Of other things he had not been able to speak. He could not tell this man of the way regard had grown between Una of Seakeep and himself, of how they had drawn ever closer during their weeks together, first in peace and then in shared peril, a closeness culminating in the declaration they had made to o
ne another on that Ravenfield beach while the gate they believed would be their doom slowly opened before them. Even were such revelation possible, he could not have brought himself to disclose the details of their later meeting in the safety of Seakeep's high round tower when they had affirmed that they were lord and lady in heart, although both accepted the stark reality of the fact that they could probably never be so joined in body or before the world. He might or might not have had the courage to fly in the face of his people's custom had he been free to act for himself, but that liberty of action was not his, and both of them were bound by the same chain of purpose.

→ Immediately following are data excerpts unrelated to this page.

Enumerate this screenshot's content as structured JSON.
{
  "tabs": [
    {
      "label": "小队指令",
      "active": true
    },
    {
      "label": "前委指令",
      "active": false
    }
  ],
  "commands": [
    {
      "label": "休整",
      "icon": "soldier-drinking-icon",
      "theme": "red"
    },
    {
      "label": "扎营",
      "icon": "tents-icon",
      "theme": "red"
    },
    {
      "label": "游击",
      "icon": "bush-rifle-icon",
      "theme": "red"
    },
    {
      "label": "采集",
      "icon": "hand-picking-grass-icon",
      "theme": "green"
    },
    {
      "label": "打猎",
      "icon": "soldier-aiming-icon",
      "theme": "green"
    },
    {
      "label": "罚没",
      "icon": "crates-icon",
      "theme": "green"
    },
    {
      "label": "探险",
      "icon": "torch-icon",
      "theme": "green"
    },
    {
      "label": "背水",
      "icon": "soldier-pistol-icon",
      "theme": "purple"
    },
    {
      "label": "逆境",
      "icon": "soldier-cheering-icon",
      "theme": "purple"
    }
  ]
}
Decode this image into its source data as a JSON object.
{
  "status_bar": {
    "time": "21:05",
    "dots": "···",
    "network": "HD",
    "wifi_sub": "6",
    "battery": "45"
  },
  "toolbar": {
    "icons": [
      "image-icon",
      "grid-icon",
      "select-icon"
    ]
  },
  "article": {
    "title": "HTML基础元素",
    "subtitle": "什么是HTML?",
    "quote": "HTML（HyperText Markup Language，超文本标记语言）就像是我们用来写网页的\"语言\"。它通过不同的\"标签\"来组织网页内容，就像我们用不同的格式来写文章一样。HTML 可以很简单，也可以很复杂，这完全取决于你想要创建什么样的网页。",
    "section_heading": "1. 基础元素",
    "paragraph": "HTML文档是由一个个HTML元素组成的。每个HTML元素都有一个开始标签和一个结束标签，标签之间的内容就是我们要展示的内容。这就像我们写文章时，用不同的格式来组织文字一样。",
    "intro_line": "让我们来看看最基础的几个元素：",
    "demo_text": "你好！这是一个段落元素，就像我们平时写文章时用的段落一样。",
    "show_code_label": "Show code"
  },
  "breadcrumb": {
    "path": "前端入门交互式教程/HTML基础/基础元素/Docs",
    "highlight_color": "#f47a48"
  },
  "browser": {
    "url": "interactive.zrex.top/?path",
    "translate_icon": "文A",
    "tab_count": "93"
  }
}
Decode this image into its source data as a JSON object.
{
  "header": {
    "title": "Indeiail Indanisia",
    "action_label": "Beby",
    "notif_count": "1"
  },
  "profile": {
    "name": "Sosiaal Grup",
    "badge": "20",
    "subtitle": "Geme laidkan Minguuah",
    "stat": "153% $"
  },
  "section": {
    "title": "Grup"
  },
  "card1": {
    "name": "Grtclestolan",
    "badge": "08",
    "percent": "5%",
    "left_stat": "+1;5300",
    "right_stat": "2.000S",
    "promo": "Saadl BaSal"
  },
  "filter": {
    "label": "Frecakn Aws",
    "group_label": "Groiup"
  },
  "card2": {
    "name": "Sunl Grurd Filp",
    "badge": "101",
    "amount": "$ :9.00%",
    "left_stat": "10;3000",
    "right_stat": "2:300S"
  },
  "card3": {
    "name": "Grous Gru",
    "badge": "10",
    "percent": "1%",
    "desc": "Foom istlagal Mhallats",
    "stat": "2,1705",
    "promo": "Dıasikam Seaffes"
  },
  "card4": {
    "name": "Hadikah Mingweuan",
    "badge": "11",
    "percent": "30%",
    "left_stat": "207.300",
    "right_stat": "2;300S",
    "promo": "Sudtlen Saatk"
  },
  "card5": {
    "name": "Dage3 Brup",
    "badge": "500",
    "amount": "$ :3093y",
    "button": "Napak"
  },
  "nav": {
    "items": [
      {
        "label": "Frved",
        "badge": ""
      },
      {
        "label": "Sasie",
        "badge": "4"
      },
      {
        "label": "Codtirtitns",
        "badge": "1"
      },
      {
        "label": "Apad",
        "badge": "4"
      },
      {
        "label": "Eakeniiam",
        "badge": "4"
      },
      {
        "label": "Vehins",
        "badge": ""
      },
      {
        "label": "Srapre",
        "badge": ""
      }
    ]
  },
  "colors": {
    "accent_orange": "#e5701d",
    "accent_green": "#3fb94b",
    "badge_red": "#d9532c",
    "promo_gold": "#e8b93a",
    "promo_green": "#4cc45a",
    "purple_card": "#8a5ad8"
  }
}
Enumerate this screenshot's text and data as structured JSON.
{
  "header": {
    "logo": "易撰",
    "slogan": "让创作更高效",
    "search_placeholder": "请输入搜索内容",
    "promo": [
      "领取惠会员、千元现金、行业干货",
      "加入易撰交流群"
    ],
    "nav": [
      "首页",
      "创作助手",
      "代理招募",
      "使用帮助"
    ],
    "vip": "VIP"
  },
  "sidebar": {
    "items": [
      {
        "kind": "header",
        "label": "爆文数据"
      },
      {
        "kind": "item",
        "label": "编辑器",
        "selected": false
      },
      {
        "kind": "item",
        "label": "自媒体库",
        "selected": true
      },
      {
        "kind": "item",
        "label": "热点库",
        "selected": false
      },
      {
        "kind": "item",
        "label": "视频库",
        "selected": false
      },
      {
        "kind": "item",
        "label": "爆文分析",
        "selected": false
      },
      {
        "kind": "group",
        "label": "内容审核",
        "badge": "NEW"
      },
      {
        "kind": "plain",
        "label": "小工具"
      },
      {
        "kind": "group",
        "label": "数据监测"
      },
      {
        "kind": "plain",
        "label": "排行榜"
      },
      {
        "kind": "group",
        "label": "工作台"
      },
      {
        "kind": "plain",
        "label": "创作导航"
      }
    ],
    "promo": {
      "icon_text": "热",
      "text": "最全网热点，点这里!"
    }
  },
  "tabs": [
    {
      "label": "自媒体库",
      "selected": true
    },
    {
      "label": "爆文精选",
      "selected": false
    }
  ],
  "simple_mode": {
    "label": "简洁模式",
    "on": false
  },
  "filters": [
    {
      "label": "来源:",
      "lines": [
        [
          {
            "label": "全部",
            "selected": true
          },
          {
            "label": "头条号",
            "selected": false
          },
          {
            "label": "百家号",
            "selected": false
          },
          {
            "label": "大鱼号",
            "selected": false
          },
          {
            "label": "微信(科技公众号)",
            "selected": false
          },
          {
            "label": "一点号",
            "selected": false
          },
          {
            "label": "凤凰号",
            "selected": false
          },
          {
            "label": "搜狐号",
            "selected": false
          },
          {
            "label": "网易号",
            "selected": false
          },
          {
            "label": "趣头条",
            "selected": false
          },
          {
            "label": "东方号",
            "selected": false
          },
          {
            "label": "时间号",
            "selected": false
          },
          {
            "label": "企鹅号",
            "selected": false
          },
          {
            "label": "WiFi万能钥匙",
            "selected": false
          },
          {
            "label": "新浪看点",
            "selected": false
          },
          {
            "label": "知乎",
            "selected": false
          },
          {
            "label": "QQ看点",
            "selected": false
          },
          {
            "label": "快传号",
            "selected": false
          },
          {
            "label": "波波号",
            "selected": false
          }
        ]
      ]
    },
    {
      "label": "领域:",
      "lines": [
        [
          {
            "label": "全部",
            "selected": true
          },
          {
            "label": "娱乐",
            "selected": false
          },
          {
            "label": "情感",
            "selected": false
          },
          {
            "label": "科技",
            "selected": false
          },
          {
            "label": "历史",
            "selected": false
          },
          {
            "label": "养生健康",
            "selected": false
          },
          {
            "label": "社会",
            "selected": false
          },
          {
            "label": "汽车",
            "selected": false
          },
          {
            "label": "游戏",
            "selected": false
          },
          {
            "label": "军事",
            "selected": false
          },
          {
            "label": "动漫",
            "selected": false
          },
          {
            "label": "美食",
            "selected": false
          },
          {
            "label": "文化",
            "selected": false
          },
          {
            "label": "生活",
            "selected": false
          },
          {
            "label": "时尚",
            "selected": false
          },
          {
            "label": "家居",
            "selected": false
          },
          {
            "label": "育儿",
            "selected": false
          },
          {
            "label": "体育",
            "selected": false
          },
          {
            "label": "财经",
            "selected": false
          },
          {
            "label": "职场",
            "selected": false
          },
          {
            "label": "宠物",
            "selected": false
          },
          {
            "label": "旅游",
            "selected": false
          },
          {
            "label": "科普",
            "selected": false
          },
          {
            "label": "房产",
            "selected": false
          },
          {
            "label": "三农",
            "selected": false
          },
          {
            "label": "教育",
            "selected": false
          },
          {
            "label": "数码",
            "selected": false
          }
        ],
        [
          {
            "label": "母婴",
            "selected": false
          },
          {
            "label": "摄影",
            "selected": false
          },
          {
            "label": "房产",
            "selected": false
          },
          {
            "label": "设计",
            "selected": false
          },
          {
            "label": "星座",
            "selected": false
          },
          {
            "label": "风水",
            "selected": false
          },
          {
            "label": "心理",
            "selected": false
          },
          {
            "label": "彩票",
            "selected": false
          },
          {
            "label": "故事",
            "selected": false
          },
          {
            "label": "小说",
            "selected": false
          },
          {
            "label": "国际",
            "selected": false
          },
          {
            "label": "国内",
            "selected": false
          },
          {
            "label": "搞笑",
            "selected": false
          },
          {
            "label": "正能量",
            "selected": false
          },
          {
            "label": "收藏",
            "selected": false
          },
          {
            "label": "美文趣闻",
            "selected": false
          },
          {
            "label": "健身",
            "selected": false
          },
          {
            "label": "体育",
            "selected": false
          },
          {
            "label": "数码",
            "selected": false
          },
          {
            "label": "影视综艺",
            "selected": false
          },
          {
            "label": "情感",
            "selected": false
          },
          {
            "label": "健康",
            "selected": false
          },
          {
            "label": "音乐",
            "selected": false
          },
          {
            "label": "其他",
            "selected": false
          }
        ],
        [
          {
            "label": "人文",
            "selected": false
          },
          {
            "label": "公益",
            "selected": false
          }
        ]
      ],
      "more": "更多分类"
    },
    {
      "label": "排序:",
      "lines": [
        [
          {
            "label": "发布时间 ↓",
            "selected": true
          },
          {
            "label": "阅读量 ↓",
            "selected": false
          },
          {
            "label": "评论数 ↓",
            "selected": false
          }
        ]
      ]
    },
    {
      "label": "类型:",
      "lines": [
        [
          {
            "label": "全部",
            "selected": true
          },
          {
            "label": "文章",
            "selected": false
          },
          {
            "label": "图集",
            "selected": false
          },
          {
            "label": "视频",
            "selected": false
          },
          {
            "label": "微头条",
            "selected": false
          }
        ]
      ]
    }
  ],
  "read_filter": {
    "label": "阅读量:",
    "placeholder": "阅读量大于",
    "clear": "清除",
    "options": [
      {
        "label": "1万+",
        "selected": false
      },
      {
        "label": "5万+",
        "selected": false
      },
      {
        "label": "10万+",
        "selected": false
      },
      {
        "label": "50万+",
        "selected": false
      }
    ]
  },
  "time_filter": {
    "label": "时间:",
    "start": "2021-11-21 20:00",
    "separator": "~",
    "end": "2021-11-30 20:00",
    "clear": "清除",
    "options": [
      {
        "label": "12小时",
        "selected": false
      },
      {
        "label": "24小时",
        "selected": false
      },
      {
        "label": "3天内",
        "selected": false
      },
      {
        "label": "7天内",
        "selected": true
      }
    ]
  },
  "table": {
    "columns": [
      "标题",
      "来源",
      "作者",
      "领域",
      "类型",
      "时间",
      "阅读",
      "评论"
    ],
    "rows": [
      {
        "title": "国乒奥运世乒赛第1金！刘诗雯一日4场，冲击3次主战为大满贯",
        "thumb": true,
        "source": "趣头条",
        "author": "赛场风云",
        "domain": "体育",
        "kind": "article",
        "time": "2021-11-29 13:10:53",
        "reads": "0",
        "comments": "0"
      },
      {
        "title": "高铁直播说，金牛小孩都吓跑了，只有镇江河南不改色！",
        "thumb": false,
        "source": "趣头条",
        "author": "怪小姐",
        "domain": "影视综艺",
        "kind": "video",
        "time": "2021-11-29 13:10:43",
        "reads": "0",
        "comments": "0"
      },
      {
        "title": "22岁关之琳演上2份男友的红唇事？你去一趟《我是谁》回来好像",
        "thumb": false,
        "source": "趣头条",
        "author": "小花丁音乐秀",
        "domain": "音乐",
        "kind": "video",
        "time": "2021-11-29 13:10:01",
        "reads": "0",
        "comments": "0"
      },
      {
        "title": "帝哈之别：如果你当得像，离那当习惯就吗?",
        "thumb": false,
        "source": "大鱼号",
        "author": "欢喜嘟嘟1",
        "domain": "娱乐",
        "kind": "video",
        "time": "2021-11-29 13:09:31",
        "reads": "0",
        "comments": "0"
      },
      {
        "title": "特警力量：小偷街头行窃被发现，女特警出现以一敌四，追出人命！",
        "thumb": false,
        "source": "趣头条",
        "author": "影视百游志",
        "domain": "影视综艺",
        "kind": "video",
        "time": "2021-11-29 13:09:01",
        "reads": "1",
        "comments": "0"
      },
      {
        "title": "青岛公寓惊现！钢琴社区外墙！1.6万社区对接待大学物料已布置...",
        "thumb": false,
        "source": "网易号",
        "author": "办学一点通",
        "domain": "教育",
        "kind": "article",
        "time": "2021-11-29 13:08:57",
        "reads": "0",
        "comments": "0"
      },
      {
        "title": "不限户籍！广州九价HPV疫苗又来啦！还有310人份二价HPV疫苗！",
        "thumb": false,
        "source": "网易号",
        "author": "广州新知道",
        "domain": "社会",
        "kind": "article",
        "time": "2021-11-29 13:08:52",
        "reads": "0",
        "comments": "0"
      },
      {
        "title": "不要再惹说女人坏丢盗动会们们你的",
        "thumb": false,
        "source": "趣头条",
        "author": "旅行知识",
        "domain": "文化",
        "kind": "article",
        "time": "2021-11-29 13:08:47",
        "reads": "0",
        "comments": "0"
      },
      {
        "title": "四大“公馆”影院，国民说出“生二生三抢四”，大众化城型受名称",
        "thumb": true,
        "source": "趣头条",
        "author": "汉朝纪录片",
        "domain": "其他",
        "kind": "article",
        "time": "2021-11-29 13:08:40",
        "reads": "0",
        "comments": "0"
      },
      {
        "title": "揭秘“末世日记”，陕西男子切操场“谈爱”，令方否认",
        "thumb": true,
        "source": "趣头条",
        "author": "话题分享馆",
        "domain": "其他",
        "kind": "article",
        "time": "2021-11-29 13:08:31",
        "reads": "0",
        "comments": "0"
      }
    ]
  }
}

That heavy cause itself, the reason why he had come to this continent, why he had journeyed to Lormt, was another matter. That need not be hidden, though it was Falconer business. Duratan and his associates had been good to him, receiving him kindly and giving every assistance without ever raising the questions pricking their ever active, eager minds. They deserved this much return, and courtesy had demanded that it be given.
Tarlach had told how Una of Seakeep and he had each come to recognize the specter of extinction looming over his people and of the incredible thing she had done to prevent their destruction.
The scholar had stared at him in stunned silence for several seconds.
“She … gave you a Dale?” he had whispered at the end of that time, stunned by the magnitude of that gifting.
His head had raised in pride as he had given his answer. “She had no will to keep Ravenfield after having gained it through blood, but chiefly she could not stand back unacting and allow a race to fade out of the universe when the means to prevent it were hers. For the same reason, she has entered into treaty with me for the joint use of Seakeep's wild country, since only thus would we have sufficient land to establish a new Eyrie and its villages.”
Tarlach had stopped there, gathering his thoughts. There were stipulations in that agreement with respect to the treatment of the women he would bring to High Hallack, for Una would not perpetuate old evil, and changes in their association, male with female, would have to come. These, too, he had described as far as he was able, but much of the actual detail was still in the stage of thought only.